Zaten orada konuşma yapılsa, siyaset yapma durumu yoktur. Oradaki muhataplar zaten vatandaştan daha ziyade fuarla alakalı ticaret amaçlı gelmiş kişiler idi. Burada siyaset yapmak da çok doğru bir seçim olmazdı. Ama Genel Başkan Yardımcısına yapılacak bir jest çok önemli adımlar atılmasına ve Konya yararına olacak bir durum yaratırdı.
Onu geçtik; ikinci alternatif, madem milletvekili Yokuş’un hoşuna gitmeyen bir durum oldu gitmek yerine “ben de milletvekiliyim, beni kimse temsil edemez, o nedenle muhalefet partileri milletvekillerini temsilen de ben konuşacağım diye orada otursaydı kalkmasaydı.
Tabii ki burada Fahrettin Yokuş’u çok iyi anlıyorum. Geçenlerde benim de başıma böyle bir olay geldi. Hem de şansa bakın ki İyi Parti’de.

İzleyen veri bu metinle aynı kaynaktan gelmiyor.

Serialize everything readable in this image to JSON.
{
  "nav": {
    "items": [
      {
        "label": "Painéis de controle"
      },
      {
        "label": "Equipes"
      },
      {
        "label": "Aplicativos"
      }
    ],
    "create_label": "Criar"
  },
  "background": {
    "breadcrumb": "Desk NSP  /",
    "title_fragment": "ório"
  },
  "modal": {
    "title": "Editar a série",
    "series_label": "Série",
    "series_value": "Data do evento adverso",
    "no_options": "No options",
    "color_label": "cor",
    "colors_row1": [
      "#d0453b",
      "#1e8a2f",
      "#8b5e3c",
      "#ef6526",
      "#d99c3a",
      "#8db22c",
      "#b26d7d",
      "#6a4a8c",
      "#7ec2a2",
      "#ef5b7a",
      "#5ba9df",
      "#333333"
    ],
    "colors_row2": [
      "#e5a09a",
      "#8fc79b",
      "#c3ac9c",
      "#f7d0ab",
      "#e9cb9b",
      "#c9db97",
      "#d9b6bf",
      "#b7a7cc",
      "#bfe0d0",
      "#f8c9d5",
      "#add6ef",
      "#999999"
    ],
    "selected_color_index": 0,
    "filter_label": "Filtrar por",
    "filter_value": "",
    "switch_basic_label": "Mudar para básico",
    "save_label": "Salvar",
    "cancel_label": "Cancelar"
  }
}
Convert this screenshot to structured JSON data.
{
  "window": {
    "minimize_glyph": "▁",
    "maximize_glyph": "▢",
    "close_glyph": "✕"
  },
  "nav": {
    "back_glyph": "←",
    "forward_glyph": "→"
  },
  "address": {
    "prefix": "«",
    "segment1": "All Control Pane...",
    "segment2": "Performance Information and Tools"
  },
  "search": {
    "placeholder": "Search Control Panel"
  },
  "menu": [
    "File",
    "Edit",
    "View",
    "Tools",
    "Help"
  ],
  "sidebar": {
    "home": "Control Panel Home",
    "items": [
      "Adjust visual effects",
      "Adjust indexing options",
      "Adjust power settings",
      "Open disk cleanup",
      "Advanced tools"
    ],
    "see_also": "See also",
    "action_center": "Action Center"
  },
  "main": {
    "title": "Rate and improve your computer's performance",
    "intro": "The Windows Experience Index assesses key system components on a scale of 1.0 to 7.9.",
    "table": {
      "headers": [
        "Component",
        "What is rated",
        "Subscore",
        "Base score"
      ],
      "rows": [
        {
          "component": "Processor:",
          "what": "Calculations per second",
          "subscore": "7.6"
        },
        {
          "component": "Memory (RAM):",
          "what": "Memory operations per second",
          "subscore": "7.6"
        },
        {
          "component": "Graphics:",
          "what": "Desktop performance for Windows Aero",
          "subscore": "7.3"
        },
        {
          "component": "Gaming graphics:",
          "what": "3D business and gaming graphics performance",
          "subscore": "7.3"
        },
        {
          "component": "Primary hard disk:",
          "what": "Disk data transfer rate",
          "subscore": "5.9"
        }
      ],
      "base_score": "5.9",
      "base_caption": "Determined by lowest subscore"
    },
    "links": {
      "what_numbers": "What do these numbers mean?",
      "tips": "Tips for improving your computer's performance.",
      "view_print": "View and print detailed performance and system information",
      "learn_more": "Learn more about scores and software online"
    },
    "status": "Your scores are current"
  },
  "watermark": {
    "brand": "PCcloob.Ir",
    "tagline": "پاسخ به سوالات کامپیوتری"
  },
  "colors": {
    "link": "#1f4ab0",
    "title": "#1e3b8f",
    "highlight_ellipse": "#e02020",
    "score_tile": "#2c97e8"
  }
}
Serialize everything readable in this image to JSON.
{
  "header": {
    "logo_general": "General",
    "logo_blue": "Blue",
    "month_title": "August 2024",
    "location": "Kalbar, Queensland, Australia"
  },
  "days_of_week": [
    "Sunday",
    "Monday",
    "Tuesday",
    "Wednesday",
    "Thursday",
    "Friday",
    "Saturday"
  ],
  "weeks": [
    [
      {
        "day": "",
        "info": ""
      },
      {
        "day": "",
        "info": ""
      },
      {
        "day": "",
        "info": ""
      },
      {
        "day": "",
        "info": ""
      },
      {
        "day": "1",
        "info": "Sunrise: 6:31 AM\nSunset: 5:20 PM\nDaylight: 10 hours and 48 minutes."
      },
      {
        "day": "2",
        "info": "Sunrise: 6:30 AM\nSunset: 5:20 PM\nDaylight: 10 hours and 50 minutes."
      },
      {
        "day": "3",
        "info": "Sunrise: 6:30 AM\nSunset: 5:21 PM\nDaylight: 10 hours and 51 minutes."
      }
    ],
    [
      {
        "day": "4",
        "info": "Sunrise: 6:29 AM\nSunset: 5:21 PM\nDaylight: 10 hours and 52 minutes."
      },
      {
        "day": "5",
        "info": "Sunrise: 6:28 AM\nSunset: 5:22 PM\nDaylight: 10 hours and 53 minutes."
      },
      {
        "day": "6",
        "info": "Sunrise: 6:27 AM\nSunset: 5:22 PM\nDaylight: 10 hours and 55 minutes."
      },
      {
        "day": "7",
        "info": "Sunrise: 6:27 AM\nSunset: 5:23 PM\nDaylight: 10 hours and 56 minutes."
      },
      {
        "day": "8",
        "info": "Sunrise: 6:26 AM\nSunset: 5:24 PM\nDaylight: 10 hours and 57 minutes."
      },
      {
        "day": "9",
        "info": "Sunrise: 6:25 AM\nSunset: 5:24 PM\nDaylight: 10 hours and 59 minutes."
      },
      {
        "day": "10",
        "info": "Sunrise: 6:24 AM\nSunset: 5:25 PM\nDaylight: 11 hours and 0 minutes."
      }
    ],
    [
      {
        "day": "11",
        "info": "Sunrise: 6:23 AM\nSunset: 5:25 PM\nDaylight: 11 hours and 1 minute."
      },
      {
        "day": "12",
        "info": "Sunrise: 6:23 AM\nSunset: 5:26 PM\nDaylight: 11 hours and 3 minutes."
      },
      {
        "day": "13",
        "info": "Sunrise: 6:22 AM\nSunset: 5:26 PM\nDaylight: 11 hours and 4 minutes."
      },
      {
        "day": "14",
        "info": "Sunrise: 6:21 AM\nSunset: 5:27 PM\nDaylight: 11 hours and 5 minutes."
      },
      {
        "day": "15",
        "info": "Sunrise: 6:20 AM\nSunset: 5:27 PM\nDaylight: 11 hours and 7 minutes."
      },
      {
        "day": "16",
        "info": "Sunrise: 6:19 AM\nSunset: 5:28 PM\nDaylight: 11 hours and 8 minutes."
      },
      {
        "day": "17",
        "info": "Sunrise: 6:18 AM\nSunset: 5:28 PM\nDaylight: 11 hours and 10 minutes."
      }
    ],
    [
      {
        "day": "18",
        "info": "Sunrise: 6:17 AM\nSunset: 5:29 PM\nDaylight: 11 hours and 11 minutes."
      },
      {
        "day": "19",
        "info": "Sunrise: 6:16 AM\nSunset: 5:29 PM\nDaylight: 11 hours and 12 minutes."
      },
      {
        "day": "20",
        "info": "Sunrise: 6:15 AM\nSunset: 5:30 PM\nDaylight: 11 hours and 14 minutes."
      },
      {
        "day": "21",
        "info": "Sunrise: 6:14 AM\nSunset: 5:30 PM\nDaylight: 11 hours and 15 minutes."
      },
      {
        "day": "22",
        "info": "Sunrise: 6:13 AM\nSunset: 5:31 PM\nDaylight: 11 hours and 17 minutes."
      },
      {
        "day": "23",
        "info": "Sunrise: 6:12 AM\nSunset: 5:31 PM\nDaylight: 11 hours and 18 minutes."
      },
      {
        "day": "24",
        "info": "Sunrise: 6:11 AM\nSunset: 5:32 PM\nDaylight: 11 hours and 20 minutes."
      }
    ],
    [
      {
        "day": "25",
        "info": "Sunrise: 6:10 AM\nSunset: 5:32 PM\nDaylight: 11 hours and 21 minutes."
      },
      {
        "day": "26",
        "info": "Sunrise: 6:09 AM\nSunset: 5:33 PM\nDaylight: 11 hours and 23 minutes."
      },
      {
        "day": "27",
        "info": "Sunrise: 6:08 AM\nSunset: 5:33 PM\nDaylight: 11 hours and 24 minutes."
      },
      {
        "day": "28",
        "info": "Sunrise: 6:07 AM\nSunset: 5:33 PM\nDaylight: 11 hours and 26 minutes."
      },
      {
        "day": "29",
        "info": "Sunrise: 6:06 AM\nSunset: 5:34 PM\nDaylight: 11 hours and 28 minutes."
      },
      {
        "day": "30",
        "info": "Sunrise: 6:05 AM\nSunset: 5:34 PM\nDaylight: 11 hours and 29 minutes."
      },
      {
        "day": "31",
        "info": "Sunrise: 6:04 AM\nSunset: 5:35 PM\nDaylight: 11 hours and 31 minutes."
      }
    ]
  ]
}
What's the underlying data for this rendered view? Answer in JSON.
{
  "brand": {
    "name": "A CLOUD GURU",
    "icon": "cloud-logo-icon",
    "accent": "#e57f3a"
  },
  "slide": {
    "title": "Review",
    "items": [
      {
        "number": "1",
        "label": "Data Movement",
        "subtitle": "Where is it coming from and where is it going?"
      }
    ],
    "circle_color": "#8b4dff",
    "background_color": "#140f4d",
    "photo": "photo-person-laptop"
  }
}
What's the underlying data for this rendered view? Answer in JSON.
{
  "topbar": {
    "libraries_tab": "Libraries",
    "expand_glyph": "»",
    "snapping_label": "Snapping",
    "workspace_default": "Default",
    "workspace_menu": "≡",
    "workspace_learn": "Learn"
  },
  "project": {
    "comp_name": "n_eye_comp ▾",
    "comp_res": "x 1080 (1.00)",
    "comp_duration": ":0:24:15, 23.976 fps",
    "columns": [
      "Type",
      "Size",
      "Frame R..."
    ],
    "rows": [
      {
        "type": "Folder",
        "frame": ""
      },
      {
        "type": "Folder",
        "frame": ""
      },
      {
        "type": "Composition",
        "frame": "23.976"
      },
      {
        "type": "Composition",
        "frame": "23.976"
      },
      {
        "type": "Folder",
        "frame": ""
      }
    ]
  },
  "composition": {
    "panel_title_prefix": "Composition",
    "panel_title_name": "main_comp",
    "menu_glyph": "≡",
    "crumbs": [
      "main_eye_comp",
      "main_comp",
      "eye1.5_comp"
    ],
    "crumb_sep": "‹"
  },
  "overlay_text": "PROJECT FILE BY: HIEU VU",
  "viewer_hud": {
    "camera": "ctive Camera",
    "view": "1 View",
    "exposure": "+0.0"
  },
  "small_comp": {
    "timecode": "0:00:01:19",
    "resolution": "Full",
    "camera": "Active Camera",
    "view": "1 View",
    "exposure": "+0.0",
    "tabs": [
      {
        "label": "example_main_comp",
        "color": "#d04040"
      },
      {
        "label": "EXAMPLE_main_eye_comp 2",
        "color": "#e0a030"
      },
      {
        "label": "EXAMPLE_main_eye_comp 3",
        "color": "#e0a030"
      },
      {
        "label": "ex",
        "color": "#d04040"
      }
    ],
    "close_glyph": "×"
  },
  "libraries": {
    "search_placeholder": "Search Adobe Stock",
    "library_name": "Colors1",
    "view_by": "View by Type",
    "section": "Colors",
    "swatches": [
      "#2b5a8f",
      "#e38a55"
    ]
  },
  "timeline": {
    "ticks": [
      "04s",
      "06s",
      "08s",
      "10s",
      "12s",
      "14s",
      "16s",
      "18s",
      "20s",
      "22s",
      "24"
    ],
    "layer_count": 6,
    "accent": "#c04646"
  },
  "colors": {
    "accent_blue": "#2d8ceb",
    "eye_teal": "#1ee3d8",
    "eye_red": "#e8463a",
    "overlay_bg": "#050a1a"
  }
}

Gazete olarak terör örgütünün partisi olduğunu ifade eden parti dışında tüm partilere sayfalarımız açıktır. Ve de kurulduğundan bu yana İyi Parti’ye de gereken özeni hatta biraz da yeni olmalarından dolayı “pozitif ayrımcı” bir yaklaşımla da yaklaştık. Hatta gittiğimiz birçok programda sadece bizim gazetemiz vardı. Gazetelerin birçoğu yer vermiyorlardı. Bu düşünceler içerisinde, İyi partide bir programa katıldım. Benimle beraber 2 gazeteci arkadaştık. Ve İyi Parti’nin MKYK üyesi çıktı bir konuşma yaparken, diğer gazeteci arkadaşı överken, bizi görmedi bile. Dediğim gibi kurulduğundan beri destek vermeye çalışırken görülmemek gerçekten insan için üzücü bir durum. Tabii ki ben de o anda programı terk edip gittim. Peki, orada bulunan sayın vekil, veya il başkanı nezaket göstererek aradılar mı? Sizce?
İşte bu nedenle ben Fahrettin Yokuş’un orada yaşadığını anlayabiliyorum ama bu gibi durumlarda artık sendikacı fevriliğiyle değil, politikacı duyarlılığıyla davranmalıdır.